Wednesday, October 6, 2010

The 8th Circle Time of Hell

Subtitle: How my kids have declared war on criss cross applesauce and use Circle Time as their battlefield.

For the uninitiated, Circle Time in Preschool and Kindergarten is a lovely time of the day torturous invention where a teacher takes 10-20 children, puts them in a circle on a rug and goes over the calendar and weather and what not this usually takes about 15 minutes, but to my children you'd think it lasted 7 hours.  When I was growing up we were told to sit "Indian Style" however I think that term is frowned upon now and it has become "Criss Cross Applesauce".

Dante's Divine Comedy defines the 8th Circle of Hell as belonging to the Fraudulent.  In that circle Bowge IX belongs to sowers of discord.  Because of my children, well 3 of them anyway, I have been stuck in the 8th Circle of Hell for 11 years. 

My oldest son has his faults.  Behaving at school has never been one of them.  He has always gone to school, sat quietly and for the most part been the kid most teachers adore.  He's never been a stellar student.  And he is not studious, unless the topic really interests him.  But he has also never gotten into trouble.  The teachers in short have loved him.  I've had more than one teacher say, "If only I had a classful of D's.  He is an absolute joy."

After his 2nd year in Catholic school without so much as a demerit I began feeling smug.  I had this whole parenting thing down.  I was raising well-behaved wonderful children.  And I was delusional.  And my second son was about to show me just how delusional I was.

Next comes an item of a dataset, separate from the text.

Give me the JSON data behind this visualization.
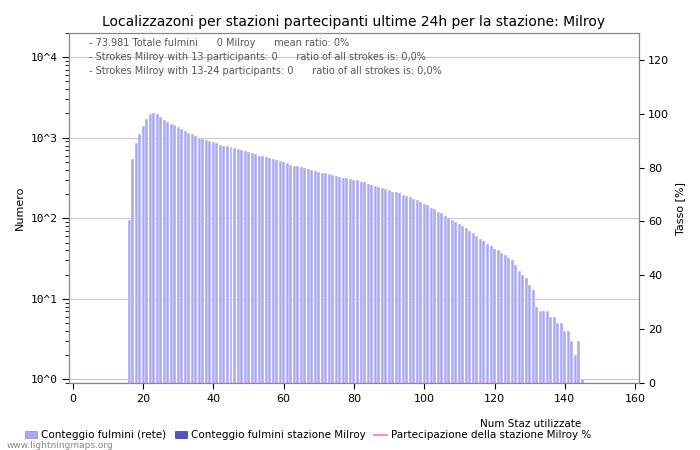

Preschool had been tough with J.  He pushed buttons teachers did not even know they had.  In his 3 year old class he had a friend named Jane.  J and Jane were kindred spirits.  The made quite an unlikely pair of leaders.  Jane was adopted from China, so she was this adorable, petite, dark haired, dark skinned doll.  J was half a foot taller than her, and he was fair skinned with platinum blonde curly hair.  And they ruled the roost.

They finally met their match in Miss Becky and she controlled them.  The teacher who had them as 2's I heard is institutionalized, but I can neither confirm or deny that report.  The school moved Miss Becky with them when they turned 4.  I think the other teachers were afraid of them, again a report I can neither confirm or deny.

After Pre-K J began the same Catholic School D was attending.  He had the same Kindergarten teacher.  A lovely woman who had been teaching for that Catholic School for 20-some odd years.  She and J did not mix well.  J was not fazed  by his clothespin being moved to yellow or red.  He did not care to do what she was asking.  And he certainly did not like circle time.

We spanked, threatened, grounded, took away privledges, rewarded -- in short everything we could think of.  Nothing worked.  Finally Kindergarten was over, and we moved the boys to the public school.  We chalked it up to J being a square peg in a round hole.  His first grade teacher was amazing.  He loved her and she him.  First grade was much easier than Kindergarten.

And my forays with Circle Time were reduced to nightmares involving teacher conferences where I was called a bad parent.  or so I thought.

Next came Boo.  He was so disruptive in circle time his 4-K teacher sent him to another room while she conducted circle time.  His Kindergarten teacher just allowed him not to participate.  He would get so frustrated with the other children because "Come on Madison, we did this yesterday. It's Monday, September 20, 2010.  Yesterday was Sunday, tomorrow is Tuesday.  The weather is cloudy. Are we done Miss Whoever?"

I hated Circle time as much as he did.  This was child #2 failing at Circle Time.  I was no longer Super Mom.  I was failing at Circle Time.  How flipping hard could it be to teach a child to sit still and shut up?

My daughter is now failing at Circle Time.  And apparently she doesn't care.  She could care less if her clothespin gets moved from green to yellow to red.  At Back to School Night, the teacher assumed if a child doesn't care if the clothespin gets moved, there must be no consequences at home.  When she said that, smug supermom reared her head again and - as I imagined my sensitive child crying over her clothes pin getting moved - I thought, "Well, at least she's not talking about me.  The Princess has consequences at home and is certainly not blowing off her clothespin getting moved."

Ummmm yeah, not so much.  As I found out after the Curriculum Spiel, when I spoke to her privately.  I was told she just doesn't care and goes right back to doing what she was doing that got her moved in the first place.  Smug Supermom didn't completely die, because this teacher believed that 5 year olds don't lie. I shattered that belief by telling her the Princess tried to hide the second note home when she was moved to red.

I am now counting down the days to First grade which will end my days in the 8th Circle Time of Hell.  Circle Time does not go to First Grade.  A fact I could not be happier about.